As much excitement that I have about having nine days of no alarm clock wake-ups ahead of me... I have just as much dread about spending every waking moment doing one of three things: 1) studying for my comprehensive graduate school test and the Praxis exam, 2) exercising, or 3) eating healthy and delicious foods that fit my diet but don't satisfy my cravings.
Despite dreading these things, I know if I manage to do all three successfully, I will benefit in the long run.
Sunday BDR and I are jump-starting our diet/exercise routines and getting back in gear. I've been off track since the last round of Biggest Loser ended (on March 2nd) and haven't been able to get started since this round started a week ago today. I'm not the kind that can ease my way into dieting... I have to set a date ahead of time and get my mind ready beforehand.

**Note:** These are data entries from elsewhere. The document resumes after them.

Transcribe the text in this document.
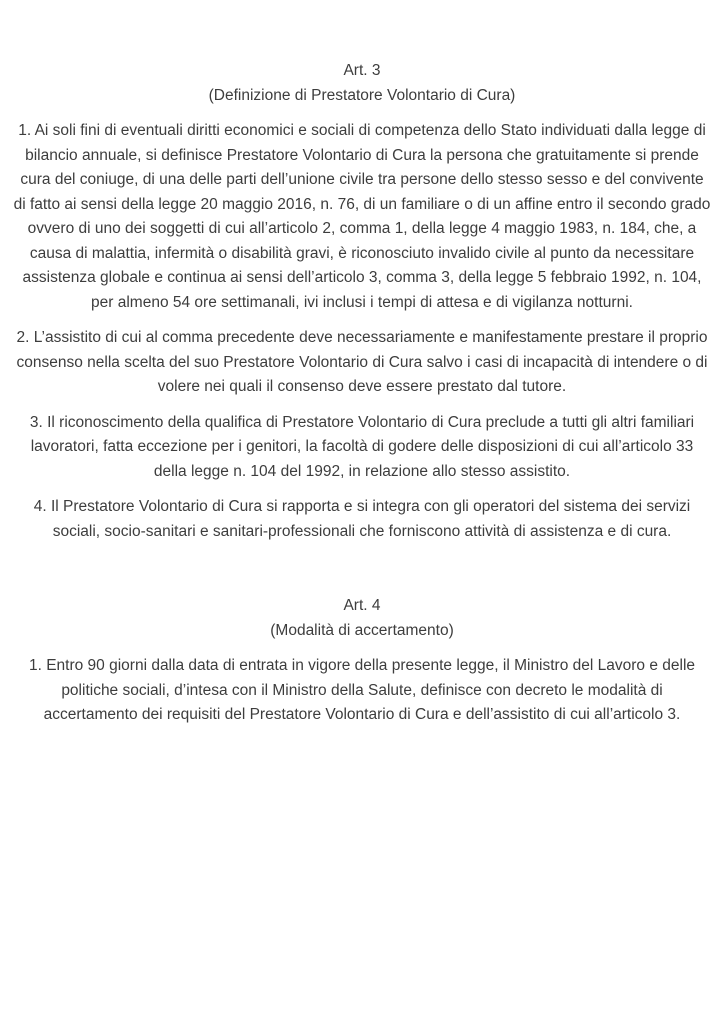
Art. 3

(Definizione di Prestatore Volontario di Cura)

1. Ai soli fini di eventuali diritti economici e sociali di competenza dello Stato individuati dalla legge di bilancio annuale, si definisce Prestatore Volontario di Cura la persona che gratuitamente si prende cura del coniuge, di una delle parti dell’unione civile tra persone dello stesso sesso e del convivente di fatto ai sensi della legge 20 maggio 2016, n. 76, di un familiare o di un affine entro il secondo grado ovvero di uno dei soggetti di cui all’articolo 2, comma 1, della legge 4 maggio 1983, n. 184, che, a causa di malattia, infermità o disabilità gravi, è riconosciuto invalido civile al punto da necessitare assistenza globale e continua ai sensi dell’articolo 3, comma 3, della legge 5 febbraio 1992, n. 104, per almeno 54 ore settimanali, ivi inclusi i tempi di attesa e di vigilanza notturni.

2. L’assistito di cui al comma precedente deve necessariamente e manifestamente prestare il proprio consenso nella scelta del suo Prestatore Volontario di Cura salvo i casi di incapacità di intendere o di volere nei quali il consenso deve essere prestato dal tutore.

3. Il riconoscimento della qualifica di Prestatore Volontario di Cura preclude a tutti gli altri familiari lavoratori, fatta eccezione per i genitori, la facoltà di godere delle disposizioni di cui all’articolo 33 della legge n. 104 del 1992, in relazione allo stesso assistito.

4. Il Prestatore Volontario di Cura si rapporta e si integra con gli operatori del sistema dei servizi sociali, socio-sanitari e sanitari-professionali che forniscono attività di assistenza e di cura.

Art. 4

(Modalità di accertamento)

1. Entro 90 giorni dalla data di entrata in vigore della presente legge, il Ministro del Lavoro e delle politiche sociali, d’intesa con il Ministro della Salute, definisce con decreto le modalità di accertamento dei requisiti del Prestatore Volontario di Cura e dell’assistito di cui all’articolo 3.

Otherwise I'll just ease my way right back out of eating healthy. So we decided a few days ago that Sunday is the day (we had to wait until after his paycheck came in and the mortgage went out before we could go grocery shopping) it will all start again. Every since that decision I've been eating anything/everything I come into contact with. It's kind of embarrassing. I gained 1.8 lbs in the past week since we started this round of BL... And I was shocked to not gain more!
Anyways, point being, it's starting again on Sunday. Sunday's the day. I've been chanting that to myself the past few days (and telling the girls at work so they hold me to it) in hopes that it sticks. SUNDAYYYY! Sunday Funday. It's all happening!
It's actually coming at a great time because having this next week off for Spring Break will give me time to get back on track with exercising as well. I've been going to yoga class every Thursday for the past month, and that's great, but it's all I've been doing... So I need to figure out what to do the rest of the days of the week. It's really hard when I'm interning and going to class, but this week I don't have those excuses. Hopefully if I go often enough I'll build up enough of a habit that it'll carry over into the following week, when I go back to school/work. We'll see!
I need to update you on our tan Solo pup that we were fostering. "Were" being the key word there. =]
On Friday (the day after we took in Solo) I called my dad to tell him this dog was made for him. He's been bugging us about letting him have Leia since we got her (because she's just so damn cute and loveable... But ALLLLLLL mine, ain't gon' happen, Daddy!) so when this sweet pup came to stay with us and we got to know him, I realized how perfect he would be for my dad. So I called him and before he even met Solo he was already saying YES, I want him. My mom, on the other hand, would take some convincing. I brought Solo to meet her on Sunday, and despite admitting how incredibly adorable and sweet he was, she said she just didn't want a dog. However, my Opa (grandpa) suddenly had the urge to adopt! Anyways, I went home, called my dad, apologized in failing my mission,, and told him he needed to pray. I told him I intended to fervently pray that Solo would find a home and that he should do the same.
The next morning he texted me and told me that Mom changed her mind. I called him immediately and asked what the heck. Apparently, Opa kept talking to her about wanting to meet Solo and possibly adopt him. Now, my Opa and Oma are in their 80s. Physically and emotionally, they do not need to be worrying about caring for a dog and all the responsibilities and work that entails. According to my mother, Opa's requesting to adopt the dog is what caused her to change her mind... Because if her and my dad adopt him, Opa can't. This way, he can still see Solo all the time (since my parents live 2 miles down the road from my grandparents) but doesn't have to actually be responsible for him. Oh, and my dad gets his loveable companion he's been bugging me for.
My mom thinks it was Opa's insistence that changed her mind.
I believe otherwise.
Prayer works, people.
So they made the decision on Monday, went shopping for dog necessities on Tuesday, and my mom came to pick him up on Wednesday. I have been praying my parents would take him since we realized we probably were going to have to adopt him out if we didn't decide to keep him. It's just an ideal situation for everyone involved: We get to see him every time we go home to visit so he'll be in our lives for years to come; Opa gets to interact with a very sweet dog and help take care of him in certain small ways (Mom was thinking of asking him to go over to take him out in the middle of the day while she's at work so they can have some bonding time each day and he can have a "job" to do); Dad gets a new best friend; and Solo pup gets a home.
Oh, by the way, his name is no longer Solo... He is now Cooper! I've been calling him Solo in this post so you all would know who the heck I'm talking about, ha.
|The smile on my dad's face nearly makes me tear up. I love this picture so much.|
I hadn't intended on making a long post, but look at that... I just did!
Hope those of you that have a Spring Break enjoy it thoroughly. And those of you who will be working through it, God bless you.